Here's my own personal catch-22: My odds of getting pregnant are slightly lower than the temperature at absolute zero, but if I did get pregnant, I have absolutely no idea what I would do. I couldn't have the kid. The meds I'm on make my womb a toxic waste dump, and by the time I knew I was pregnant (if you can't get pregnant, you don't keep track of your cycle--or at least, I don't) the damage would already be done. I couldn't have an abortion because--well, because I wouldn't. The idea makes me a little sick. But I couldn't bring a horribly maimed kid with a hole in its heart and no limbs into the world. But I couldn't--this gives me a headache. For a while last year I thought seriously about having my tubes tied, just on that one in a million chance that a rapist got past my purple-belt karate skills and knocked me up before I killed him. (Yeah, I know, I promise to do my best--It would be an accident. Really.) My doc talked me out of it, reminding me that nature was going to take its course in a year or so anyway and that having anesthesia is Very Very Bad if it's not strictly necessary.

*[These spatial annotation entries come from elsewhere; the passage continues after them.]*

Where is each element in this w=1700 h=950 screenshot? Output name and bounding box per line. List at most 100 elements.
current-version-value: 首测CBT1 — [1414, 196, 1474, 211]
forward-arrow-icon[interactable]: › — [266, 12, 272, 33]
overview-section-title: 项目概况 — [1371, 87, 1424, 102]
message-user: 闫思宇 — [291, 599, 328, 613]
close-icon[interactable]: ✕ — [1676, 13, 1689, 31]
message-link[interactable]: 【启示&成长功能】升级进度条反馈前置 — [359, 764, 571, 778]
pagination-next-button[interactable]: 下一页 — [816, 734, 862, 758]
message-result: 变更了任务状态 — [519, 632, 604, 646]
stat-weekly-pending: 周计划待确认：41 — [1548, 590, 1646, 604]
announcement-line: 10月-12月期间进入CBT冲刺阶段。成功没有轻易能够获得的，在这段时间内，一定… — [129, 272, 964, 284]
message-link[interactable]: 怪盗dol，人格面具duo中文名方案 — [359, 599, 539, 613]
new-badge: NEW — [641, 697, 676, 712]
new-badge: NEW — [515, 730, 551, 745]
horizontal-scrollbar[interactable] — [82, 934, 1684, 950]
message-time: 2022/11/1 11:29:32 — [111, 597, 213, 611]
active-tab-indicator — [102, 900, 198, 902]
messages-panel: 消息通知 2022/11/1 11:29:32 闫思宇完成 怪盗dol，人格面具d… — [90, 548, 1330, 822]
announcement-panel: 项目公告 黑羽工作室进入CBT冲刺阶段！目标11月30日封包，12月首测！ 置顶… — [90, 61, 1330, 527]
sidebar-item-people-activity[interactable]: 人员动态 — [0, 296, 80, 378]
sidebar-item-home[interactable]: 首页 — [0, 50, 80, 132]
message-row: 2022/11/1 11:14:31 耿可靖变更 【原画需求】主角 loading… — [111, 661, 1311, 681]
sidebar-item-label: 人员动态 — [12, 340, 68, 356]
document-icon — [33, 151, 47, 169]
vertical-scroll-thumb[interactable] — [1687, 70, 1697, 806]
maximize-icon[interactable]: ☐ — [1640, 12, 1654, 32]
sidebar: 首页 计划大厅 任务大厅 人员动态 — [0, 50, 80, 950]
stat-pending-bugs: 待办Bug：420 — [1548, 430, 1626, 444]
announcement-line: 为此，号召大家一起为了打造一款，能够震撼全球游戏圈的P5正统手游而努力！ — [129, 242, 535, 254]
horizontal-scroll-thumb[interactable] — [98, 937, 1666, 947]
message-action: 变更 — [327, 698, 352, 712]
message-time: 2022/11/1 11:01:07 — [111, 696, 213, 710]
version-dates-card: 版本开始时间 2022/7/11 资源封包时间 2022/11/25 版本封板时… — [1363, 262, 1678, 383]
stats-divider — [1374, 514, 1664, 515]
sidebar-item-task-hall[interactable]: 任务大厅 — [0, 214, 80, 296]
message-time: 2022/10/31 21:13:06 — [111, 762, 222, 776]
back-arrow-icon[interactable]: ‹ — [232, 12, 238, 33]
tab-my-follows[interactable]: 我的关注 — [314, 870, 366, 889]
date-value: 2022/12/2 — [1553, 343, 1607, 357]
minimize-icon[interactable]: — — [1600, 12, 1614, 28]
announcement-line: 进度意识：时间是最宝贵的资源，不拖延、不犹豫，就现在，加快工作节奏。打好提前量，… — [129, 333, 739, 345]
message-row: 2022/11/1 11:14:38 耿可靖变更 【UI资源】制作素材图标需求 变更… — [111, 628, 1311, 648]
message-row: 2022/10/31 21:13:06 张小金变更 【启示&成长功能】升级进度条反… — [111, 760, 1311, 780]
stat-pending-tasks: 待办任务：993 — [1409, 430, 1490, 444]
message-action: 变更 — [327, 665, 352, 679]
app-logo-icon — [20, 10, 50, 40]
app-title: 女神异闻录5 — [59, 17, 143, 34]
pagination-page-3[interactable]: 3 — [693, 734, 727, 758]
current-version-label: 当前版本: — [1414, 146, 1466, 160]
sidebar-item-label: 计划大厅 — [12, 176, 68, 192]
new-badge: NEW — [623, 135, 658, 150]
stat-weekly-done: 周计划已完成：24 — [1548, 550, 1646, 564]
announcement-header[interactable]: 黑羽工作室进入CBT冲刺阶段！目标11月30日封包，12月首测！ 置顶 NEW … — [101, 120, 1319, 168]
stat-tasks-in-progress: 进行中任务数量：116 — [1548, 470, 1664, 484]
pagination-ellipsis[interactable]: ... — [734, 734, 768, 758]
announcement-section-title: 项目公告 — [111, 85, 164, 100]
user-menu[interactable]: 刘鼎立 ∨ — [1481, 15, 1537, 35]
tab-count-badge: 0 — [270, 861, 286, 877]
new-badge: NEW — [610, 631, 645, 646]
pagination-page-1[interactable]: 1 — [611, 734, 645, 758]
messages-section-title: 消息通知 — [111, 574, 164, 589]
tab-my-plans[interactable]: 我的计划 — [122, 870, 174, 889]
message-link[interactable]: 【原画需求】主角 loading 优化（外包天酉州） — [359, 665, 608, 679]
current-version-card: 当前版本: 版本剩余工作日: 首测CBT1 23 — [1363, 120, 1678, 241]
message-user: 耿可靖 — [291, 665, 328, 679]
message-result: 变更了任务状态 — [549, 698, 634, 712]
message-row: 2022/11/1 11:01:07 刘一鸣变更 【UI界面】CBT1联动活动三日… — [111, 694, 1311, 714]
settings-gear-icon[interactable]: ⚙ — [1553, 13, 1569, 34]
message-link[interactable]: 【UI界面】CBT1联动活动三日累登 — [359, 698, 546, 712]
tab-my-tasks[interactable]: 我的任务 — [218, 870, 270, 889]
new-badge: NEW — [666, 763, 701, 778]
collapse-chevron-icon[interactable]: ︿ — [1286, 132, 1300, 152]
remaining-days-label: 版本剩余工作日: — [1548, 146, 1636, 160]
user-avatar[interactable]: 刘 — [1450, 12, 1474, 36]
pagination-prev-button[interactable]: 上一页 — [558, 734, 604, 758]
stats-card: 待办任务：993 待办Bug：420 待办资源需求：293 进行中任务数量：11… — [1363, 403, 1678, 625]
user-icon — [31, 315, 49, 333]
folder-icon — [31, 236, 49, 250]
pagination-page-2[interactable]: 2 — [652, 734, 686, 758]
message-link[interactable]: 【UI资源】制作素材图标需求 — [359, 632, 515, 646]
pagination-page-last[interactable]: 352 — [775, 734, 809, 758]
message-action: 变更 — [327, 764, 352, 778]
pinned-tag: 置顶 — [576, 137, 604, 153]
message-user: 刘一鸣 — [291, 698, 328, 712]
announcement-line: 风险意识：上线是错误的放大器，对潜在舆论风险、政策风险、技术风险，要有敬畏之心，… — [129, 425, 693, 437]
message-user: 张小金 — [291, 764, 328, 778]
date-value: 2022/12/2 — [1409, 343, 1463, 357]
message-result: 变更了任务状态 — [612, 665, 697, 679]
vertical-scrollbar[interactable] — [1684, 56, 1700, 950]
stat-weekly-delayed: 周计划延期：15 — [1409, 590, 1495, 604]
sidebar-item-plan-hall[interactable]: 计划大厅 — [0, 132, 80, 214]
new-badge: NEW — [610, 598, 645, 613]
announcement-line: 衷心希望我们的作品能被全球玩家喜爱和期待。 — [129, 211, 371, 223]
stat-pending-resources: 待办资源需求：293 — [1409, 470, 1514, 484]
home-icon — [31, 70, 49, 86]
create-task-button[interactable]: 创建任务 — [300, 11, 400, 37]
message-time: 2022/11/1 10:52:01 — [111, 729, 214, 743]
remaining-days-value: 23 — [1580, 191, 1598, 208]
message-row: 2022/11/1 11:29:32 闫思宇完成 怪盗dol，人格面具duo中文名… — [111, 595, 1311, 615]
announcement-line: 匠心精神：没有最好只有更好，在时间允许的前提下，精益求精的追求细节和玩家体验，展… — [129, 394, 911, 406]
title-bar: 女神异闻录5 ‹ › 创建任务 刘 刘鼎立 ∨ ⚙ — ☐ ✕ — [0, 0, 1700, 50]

Anyway: What happens if abortion is illegal? Well, let's see. Obviously many women die trying to give themselves abortions, or going to unsafe non-clinics; abortion rates are actually higher in countries where abortion is illegal. Women go to jail for giving birth to a stillborn baby after attempting suicide. Hospitals go to court if a pregnant woman refuses a Caeserean section and--get this--get actual court orders requiring the woman to submit to the surgery because her baby might be harmed if she has the gall to try to deliver the child naturally. Women who have miscarriages are investigated as potential criminals. In fact, pregnant women get arrested for just about anything that might be harmful to the baby - including falling down. Oh, wait! Did I say that's what happens if abortion is illegal? All that stuff is already happening all over the United States. No matter how pro-life a Buddhist may be, I doubt very many of them would say that pregnant women are better off in jail.
So there you are. A Buddhist conundrum. I am still anti-abortion. And I'll still fight to the death against these idiots who don't think that birth control counts as health care, the "personhood" laws, the mandatory sonograms (state-sanctioned rape; thanks for that, Governor Goodhair) and all the other legal assaults on women that seem to be the color of politics this year in America.
And for your right to have an abortion.
Even though I wish you wouldn't.
2 comments:
Compelling post.I always look forward to what you have to say,how you think it out. So reasonable, so strong, so fair.
No wonder they don't let me out in public.